Drought is regarded as a phenomenon with gradual movement and determining its beginning, end, and severity is complicated and ambiguous. Drought monitoring and evaluation requires integrated data from meteorological and hydrologic components. These data were not available in the studied area due to the expansion of the catchment. The current study aimed to conduct spatiotemporal monitoring and analysis of drought using the gravity recovery and climate experiment (GRACE) and compare the results to common indices of drought to present a new method for drought monitoring and evaluating in a broad area with scarce data. A total of 105 stations with monthly data over 30 years were selected for calculating the SPI and RDIe, which requires the meteorological parameters of precipitation and temperature. To validate the trend and variation of the GRACE TWSC, the obtained time series was compared to the water storage changes resulting from the water budget model. It was observed that the trend of changes in these two time-series had good conformity to each other.

To better comprehend the effect of climate on hydrologic phenomena such as drought, the studied area was divided into semi-arid, arid, and hyper-arid zones by using the UNEP (1992) method. In the semi-arid zone, the precipitation anomalies were considerably bigger than that of the other two zones, leading to very different annual average precipitation from one year to another. In the studied time interval, eight droughts occurred in the semi-arid zone for 103 months while four droughts took place in the arid zone for 58 months. In the hyper-arid part, only one drought that lasted five months was detected by the TSDI. Thus, it can be concluded that each area with a higher precipitation average and anomalies is more exposed to multiple, severe, and long-term droughts and vice versa.

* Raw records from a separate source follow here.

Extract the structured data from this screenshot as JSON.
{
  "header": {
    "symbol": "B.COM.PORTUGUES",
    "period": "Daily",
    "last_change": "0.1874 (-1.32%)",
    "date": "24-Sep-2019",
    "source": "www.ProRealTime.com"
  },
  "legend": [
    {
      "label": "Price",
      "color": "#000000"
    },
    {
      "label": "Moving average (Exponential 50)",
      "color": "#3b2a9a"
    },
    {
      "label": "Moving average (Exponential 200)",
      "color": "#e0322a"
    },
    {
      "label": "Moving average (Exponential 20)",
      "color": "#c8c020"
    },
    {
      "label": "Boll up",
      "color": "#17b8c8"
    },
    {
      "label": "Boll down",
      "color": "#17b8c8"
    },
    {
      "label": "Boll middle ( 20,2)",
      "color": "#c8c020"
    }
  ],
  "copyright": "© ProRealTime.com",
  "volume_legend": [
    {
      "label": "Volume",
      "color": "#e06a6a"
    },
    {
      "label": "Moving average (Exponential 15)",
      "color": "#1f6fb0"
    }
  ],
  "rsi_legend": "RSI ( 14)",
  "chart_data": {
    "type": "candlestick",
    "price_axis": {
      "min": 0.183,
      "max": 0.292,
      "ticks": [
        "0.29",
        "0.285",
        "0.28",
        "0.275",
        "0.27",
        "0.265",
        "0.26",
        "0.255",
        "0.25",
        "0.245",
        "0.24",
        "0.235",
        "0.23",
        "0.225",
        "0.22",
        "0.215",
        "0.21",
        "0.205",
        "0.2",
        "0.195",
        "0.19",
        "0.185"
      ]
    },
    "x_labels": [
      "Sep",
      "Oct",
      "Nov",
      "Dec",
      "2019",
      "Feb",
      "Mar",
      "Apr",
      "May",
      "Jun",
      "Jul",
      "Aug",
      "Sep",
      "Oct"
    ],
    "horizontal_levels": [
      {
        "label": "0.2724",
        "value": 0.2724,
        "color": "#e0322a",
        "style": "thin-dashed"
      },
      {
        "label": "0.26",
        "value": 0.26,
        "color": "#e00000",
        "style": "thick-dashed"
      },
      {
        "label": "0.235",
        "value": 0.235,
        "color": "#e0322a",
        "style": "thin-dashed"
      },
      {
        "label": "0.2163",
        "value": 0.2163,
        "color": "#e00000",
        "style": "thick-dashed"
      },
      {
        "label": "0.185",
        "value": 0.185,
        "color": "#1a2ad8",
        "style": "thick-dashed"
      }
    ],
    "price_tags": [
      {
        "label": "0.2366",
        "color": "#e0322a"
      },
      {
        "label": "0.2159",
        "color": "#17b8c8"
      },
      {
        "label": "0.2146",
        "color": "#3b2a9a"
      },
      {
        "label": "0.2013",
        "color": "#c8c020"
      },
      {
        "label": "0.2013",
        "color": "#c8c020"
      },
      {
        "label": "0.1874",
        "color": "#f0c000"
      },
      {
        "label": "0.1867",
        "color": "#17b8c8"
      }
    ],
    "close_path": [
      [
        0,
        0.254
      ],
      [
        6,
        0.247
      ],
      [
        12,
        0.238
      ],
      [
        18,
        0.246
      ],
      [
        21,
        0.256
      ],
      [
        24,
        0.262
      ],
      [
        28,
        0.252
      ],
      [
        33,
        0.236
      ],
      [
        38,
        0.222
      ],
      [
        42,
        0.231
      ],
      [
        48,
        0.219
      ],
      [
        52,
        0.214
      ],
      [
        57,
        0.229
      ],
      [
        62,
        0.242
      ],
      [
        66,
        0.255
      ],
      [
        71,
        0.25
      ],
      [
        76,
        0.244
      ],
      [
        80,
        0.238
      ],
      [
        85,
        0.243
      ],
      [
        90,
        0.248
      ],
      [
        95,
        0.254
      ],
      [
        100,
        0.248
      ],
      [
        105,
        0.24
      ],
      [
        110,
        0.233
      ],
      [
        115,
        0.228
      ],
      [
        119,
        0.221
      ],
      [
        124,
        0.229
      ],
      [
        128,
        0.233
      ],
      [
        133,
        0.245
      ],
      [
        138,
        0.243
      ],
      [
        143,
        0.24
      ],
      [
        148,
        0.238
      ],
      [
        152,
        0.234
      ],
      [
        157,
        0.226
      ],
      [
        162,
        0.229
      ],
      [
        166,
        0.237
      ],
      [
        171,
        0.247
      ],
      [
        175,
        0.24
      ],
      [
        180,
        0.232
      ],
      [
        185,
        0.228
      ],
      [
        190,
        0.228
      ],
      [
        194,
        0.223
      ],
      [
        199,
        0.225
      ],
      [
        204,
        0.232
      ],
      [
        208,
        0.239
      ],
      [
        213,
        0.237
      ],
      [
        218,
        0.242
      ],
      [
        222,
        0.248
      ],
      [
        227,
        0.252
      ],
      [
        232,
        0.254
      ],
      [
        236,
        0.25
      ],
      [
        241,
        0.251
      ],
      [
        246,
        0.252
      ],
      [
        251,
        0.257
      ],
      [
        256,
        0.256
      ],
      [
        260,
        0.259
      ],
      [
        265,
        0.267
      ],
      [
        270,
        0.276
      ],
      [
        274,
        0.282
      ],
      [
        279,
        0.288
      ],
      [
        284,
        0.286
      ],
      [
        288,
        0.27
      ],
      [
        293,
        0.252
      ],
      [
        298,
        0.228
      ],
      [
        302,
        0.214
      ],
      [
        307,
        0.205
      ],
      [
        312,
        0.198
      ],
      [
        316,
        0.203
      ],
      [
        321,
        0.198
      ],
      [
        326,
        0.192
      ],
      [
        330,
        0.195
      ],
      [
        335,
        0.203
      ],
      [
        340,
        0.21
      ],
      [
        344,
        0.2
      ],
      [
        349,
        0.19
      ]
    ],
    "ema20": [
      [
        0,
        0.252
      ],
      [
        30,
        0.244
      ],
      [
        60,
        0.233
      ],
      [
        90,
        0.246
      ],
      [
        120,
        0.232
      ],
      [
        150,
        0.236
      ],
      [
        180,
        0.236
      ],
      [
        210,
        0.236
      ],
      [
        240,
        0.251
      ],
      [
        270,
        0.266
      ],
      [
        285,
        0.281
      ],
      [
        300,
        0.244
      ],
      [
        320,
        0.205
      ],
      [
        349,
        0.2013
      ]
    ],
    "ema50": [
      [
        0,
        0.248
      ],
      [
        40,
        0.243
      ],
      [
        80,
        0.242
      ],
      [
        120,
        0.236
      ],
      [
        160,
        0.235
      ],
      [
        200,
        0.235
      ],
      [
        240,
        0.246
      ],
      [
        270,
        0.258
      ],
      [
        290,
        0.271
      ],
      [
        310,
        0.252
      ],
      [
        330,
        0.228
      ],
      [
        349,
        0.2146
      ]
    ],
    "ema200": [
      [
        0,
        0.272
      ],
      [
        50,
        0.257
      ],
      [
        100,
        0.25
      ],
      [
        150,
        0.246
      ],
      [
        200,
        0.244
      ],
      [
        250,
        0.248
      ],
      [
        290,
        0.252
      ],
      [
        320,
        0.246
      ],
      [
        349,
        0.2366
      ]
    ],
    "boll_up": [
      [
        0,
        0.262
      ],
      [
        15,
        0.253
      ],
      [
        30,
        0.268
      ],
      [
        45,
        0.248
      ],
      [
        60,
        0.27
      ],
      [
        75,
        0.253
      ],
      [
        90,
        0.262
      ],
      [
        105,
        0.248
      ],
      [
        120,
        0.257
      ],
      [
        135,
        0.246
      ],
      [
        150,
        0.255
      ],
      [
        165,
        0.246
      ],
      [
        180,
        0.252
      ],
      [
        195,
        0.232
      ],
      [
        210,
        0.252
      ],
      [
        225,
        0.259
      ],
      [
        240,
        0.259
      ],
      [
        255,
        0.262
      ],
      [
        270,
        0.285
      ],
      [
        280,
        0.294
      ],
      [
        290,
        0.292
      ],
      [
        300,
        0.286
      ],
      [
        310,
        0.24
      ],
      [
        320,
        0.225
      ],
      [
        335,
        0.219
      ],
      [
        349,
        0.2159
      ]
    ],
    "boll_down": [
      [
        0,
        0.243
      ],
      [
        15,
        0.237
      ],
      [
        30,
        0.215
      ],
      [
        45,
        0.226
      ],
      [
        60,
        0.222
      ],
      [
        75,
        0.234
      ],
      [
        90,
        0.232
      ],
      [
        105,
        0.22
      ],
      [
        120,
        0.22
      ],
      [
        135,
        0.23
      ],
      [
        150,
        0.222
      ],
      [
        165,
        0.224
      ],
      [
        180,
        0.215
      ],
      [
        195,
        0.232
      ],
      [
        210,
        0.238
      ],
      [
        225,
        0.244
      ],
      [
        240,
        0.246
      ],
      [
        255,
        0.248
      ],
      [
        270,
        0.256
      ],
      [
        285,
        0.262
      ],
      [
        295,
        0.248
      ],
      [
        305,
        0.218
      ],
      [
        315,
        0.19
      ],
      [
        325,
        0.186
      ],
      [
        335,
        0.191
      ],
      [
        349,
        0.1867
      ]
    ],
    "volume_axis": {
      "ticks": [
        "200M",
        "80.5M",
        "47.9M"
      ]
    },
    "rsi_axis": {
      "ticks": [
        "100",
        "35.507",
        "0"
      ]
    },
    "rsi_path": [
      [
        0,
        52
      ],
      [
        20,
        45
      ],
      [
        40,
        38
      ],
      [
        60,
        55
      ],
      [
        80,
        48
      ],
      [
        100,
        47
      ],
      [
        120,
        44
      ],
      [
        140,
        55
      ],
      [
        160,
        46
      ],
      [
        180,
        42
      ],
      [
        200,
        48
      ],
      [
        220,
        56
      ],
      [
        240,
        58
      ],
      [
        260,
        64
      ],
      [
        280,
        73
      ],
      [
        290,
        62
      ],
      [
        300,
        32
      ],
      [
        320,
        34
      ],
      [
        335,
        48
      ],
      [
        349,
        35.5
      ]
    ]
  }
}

Table 9. Comparison of the range of precipitation anomalies, TSDI, frequency, and total drought durations in each climatic zone (2002 to 2016).

Aridity Condition	P Anomaly		TSDI		Drought Events
	Maximum	Minimum	Maximum	Minimum	Long Term	Short Term	Total Nom.	Total Duration (Month)
Semi-Arid	105.84	−27.26	4.20	−4.20	3	5	8	103
Arid	73.50	−10.20	3.99	−3.19	3	1	4	58
Hyper-Arid	41.40	−6.60	2.77	−2.12	0	1	1	5

indicates the number of precipitation anomalies versus the long-term average precipitation, TSDI, duration, and frequency of drought that occurred in each zone separately.

The annual average precipitation in the hydrologic year (2007–2008) dropped to 70% in more than 90% of the studied area, leading to extensive drought in the Iran central plateau. To study the spatial distribution of this extended drought, SPI, RDIe, and TSDI were used as the indices. Although SPI showed that the extreme drought was more extended than the other two indices, there was good conformity among these indices. However, like some recent studies [44], the correlation coefficient of TSDI vs. RDIe was higher than that of TSDI vs. SPI. The maps illustrated that the hyper-arid areas were resistant to this drought and vice versa. Droughts were long and severe in the semi-arid zone while they were moderate and short in the arid zone. Drought indices with a 3-month timescale showed short-term fluctuations of evapotranspiration, which can be used to evaluate the soil moisture status. Indices with a 6-month scale can be used to disregard the periodic seasonal effects, and indices with a 12-month timescale disregarding the short-term effects showed its long-term status in applications to determine the conditions for surface runoff, reservoir storage, and groundwater level. The general conformity of the TSDI by all these indices indicated the comprehensiveness of this index, and considered all of the parameters involved in a drought such as soil moisture and groundwater level.

Despite the comprehensive and integrated TSDI for drought discovery and monitoring, especially in areas where the required in situ data were significantly rare, the several-month delay in accessing the GRACE data and the lack of long-term data were among the disadvantages that cannot be used for the real-time study of drought. These disadvantages can be removed by restarting the follow-on GRACE mission as soon as possible. However, some effects were made to use the numerical algorithms and models to develop the current GRACE TWSC time series, all of which are at the top of the line.